While an obvious deadline had been set in terms of the establishment of the new agency, the Minister was under some pressure in defending the new “Child and Family” service which did not include so many aspects relative to children and families on a daily basis. In reply to parliamentary questions she did not rule out integration of some or all of the excluded services at a future stage and noted that the practical implications of the scale of the organisations excluded them from coming within the remit of the new agency.

However, the worry for those who have worked in this area over many years is that the Minister’s solution is what might very well be described as a “back to the future one.” She indicated that “A joint protocol for inter-agency work… when established, has been prepared following extensive Child& Family Services, Primary care, Disability Services and Mental Health services discussions. The protocol aims to ensure a consistent national approach to service delivery where two or more services are involved in the same case.”

While a joint protocol for inter-agency work sounds good it is merely repeating what many of us heard for so long and so often in the past when different departments (mainly those of Health, Education and Justice) had shared responsibility for children on the margins and those in need of residential care.
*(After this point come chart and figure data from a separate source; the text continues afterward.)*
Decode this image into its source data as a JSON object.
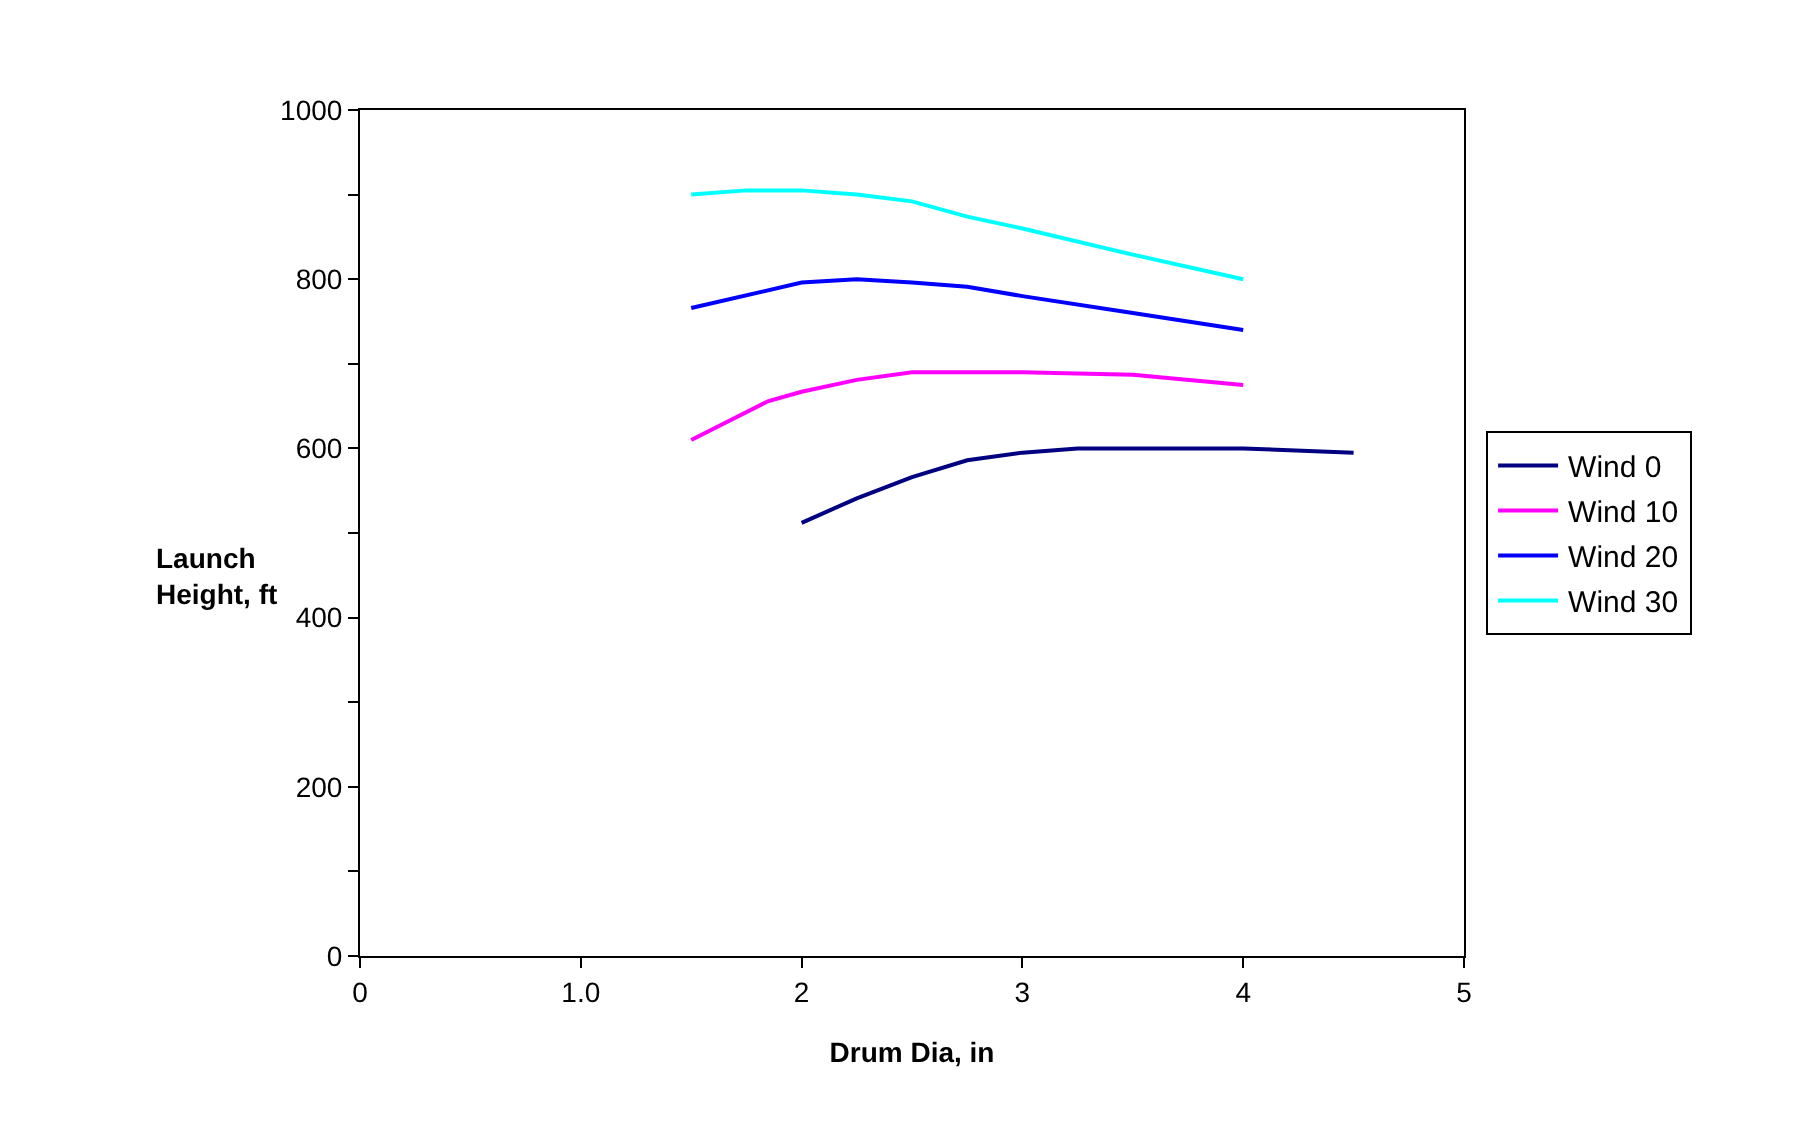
{
  "chart_data": {
    "type": "line",
    "xlabel": "Drum Dia, in",
    "ylabel": "Launch\nHeight, ft",
    "xlim": [
      0,
      5
    ],
    "xticks": [
      0,
      {
        "value": 1,
        "label": "1.0"
      },
      2,
      3,
      4,
      5
    ],
    "ylim": [
      0,
      1000
    ],
    "yticks": [
      0,
      {
        "value": 100,
        "label": null
      },
      200,
      {
        "value": 300,
        "label": null
      },
      400,
      {
        "value": 500,
        "label": null
      },
      600,
      {
        "value": 700,
        "label": null
      },
      800,
      {
        "value": 900,
        "label": null
      },
      1000
    ],
    "legend": "right",
    "marker": "none",
    "line_style": "solid",
    "series": [
      {
        "name": "Wind 0",
        "color": "#000080",
        "x": [
          2.0,
          2.25,
          2.5,
          2.75,
          3.0,
          3.25,
          4.0,
          4.5
        ],
        "values": [
          512,
          541,
          566,
          586,
          595,
          600,
          600,
          595
        ]
      },
      {
        "name": "Wind 10",
        "color": "#ff00ff",
        "x": [
          1.5,
          1.85,
          2.0,
          2.25,
          2.5,
          3.0,
          3.5,
          4.0
        ],
        "values": [
          610,
          656,
          667,
          681,
          690,
          690,
          687,
          675
        ]
      },
      {
        "name": "Wind 20",
        "color": "#0000ff",
        "x": [
          1.5,
          2.0,
          2.25,
          2.5,
          2.75,
          3.0,
          3.5,
          4.0
        ],
        "values": [
          766,
          796,
          800,
          796,
          791,
          780,
          760,
          740
        ]
      },
      {
        "name": "Wind 30",
        "color": "#00ffff",
        "x": [
          1.5,
          1.75,
          2.0,
          2.25,
          2.5,
          2.75,
          3.0,
          3.5,
          4.0
        ],
        "values": [
          900,
          905,
          905,
          900,
          892,
          874,
          860,
          829,
          800
        ]
      }
    ]
  }
}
I recall one Junior Minister announcing to great acclaim at a child care conference in the mid 90s that officials from the Departments of Health, Education and Justice would meet with him once a week to ensure that the necessary integration of services would take place where responsibility for different aspects of a case regarding deprived children appearing in court overlapped between departments.

What happened? At times there was the expensive spectacle of a set of lawyers appearing for each department in the children’s courts when particular cases regarding children and their placement needs were heard. The lawyers were not there to argue for a solution and accept departmental responsibility but to argue why the particular department they represented bore no responsibility whatsoever. It then fell of course to one of the other departments’ legal team to argue the opposite. This expensive, buck passing charade took place while a child and its family as well as child care workers and social workers looked on in bewilderment. It proved beyond doubt that government departments will at times go to any lengths to ensure that, even though ostensibly they do have responsibility, they will not accept it and act accordingly.
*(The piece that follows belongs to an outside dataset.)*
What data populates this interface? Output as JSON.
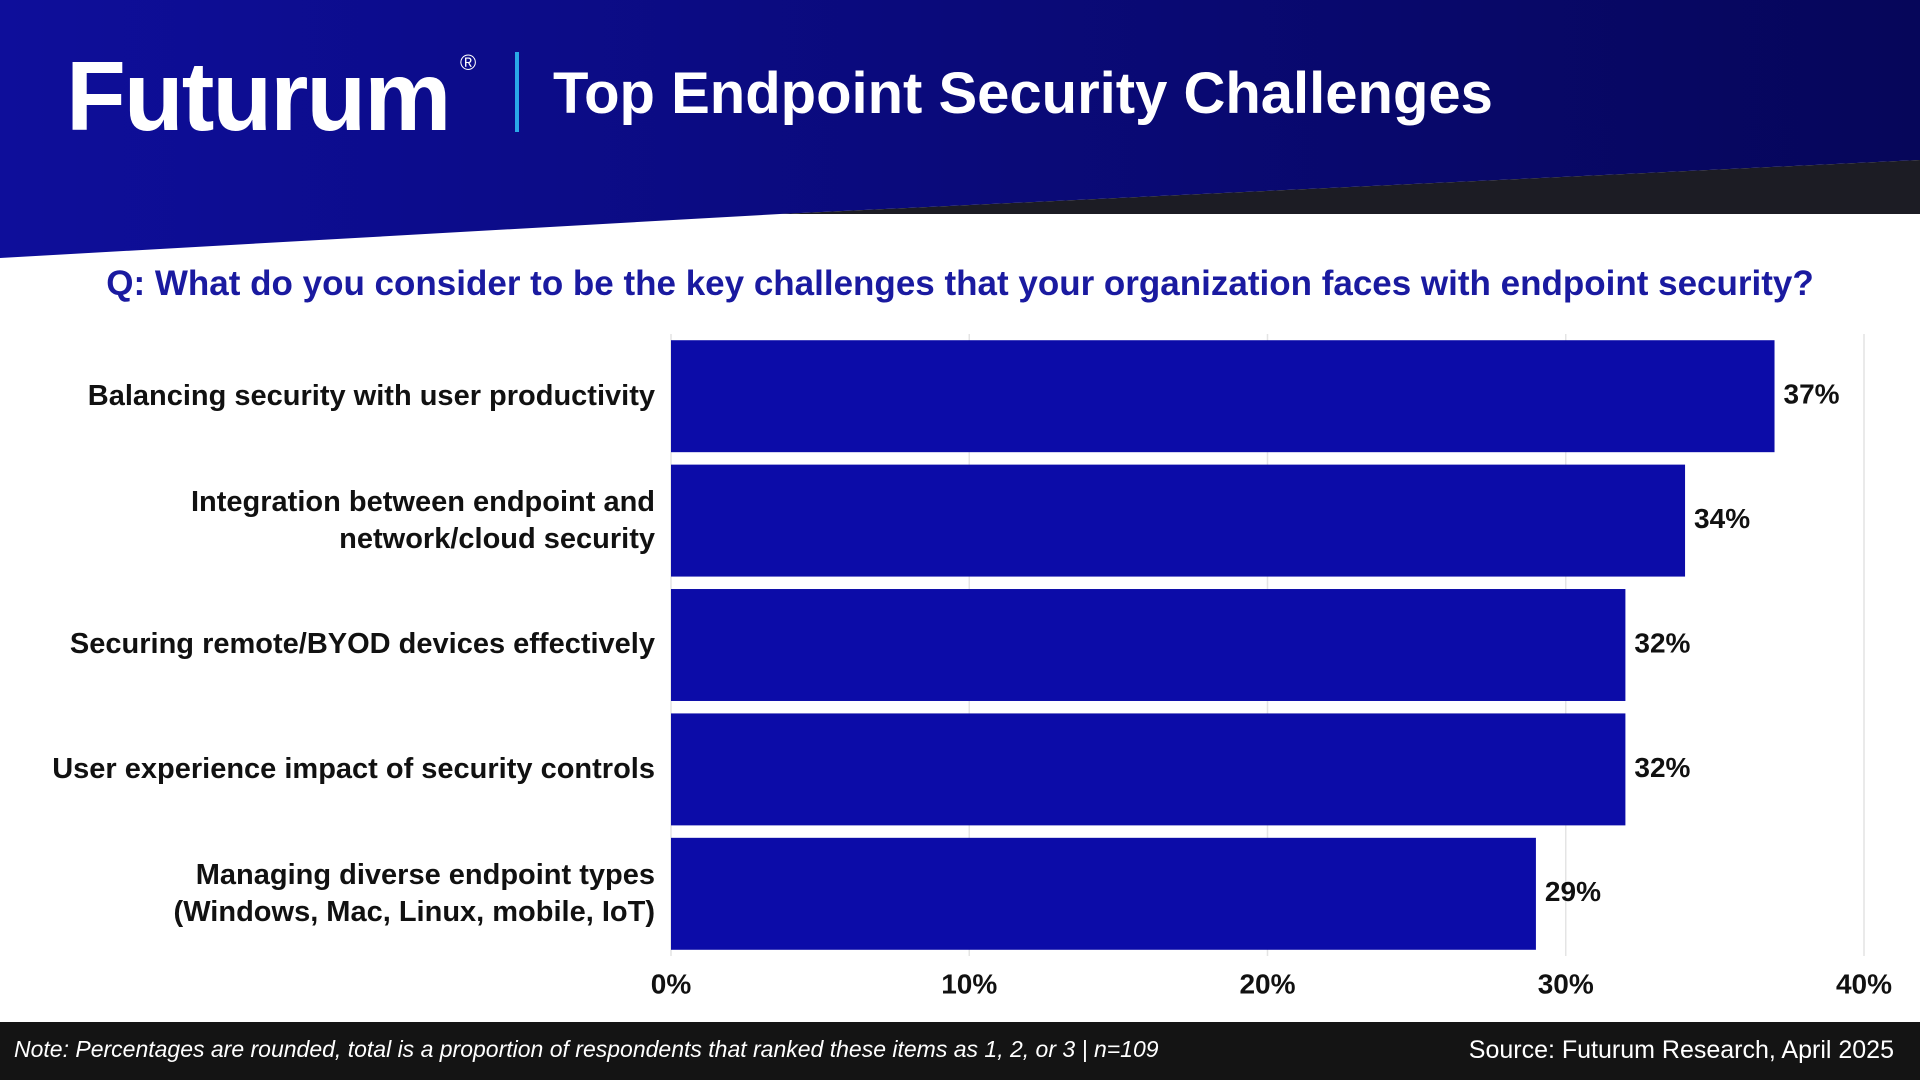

I have little doubt but that “a joint protocol for inter-agency work” where cases concerning different agencies overlap may well perpetuate the same scenarios similar to what we saw so often in the past. While not all cases may reach the courts there will be many consigned to the cauldron of inter- departmental and inter-agency wrangling so familiar to many who work with children and families. We don’t have to ask who the losers will be.

While a large swathe of services for children and families do, as above outlined, come within the remit of the new agency it may well be those not there (especially child /adolescent mental health services and children in detention) that may ultimately prove the Achilles heel for the new agency if specific, long running or intractable cases arise. That would be unfortunate since much has been achieved at a practical and logistical level to establish something that a short few years ago seemed beyond achieving.

Rather than depend on different outside agencies cooperating, the objective now should be to do all that is necessary to bring those services not included within the scope of the new agency and really make it what it now purports to be now but isn’t fully.

Politics being what it is, Ms Fitzgerald was moved from the Department of Children to become Minister for Justice on May 8th when a whistle blowing scandal engulfed the police, the then Minister for Justice and his department. She was replaced by Charles Flanagan who is a former solicitor. Ms Fitzgerald’s legacy in the Department of Children is her success in getting the Children’s Rights referendum passed in 2012 and the establishment of the Child & Family Agency. The changes to the lives of children and families envisioned by both remain to be seen.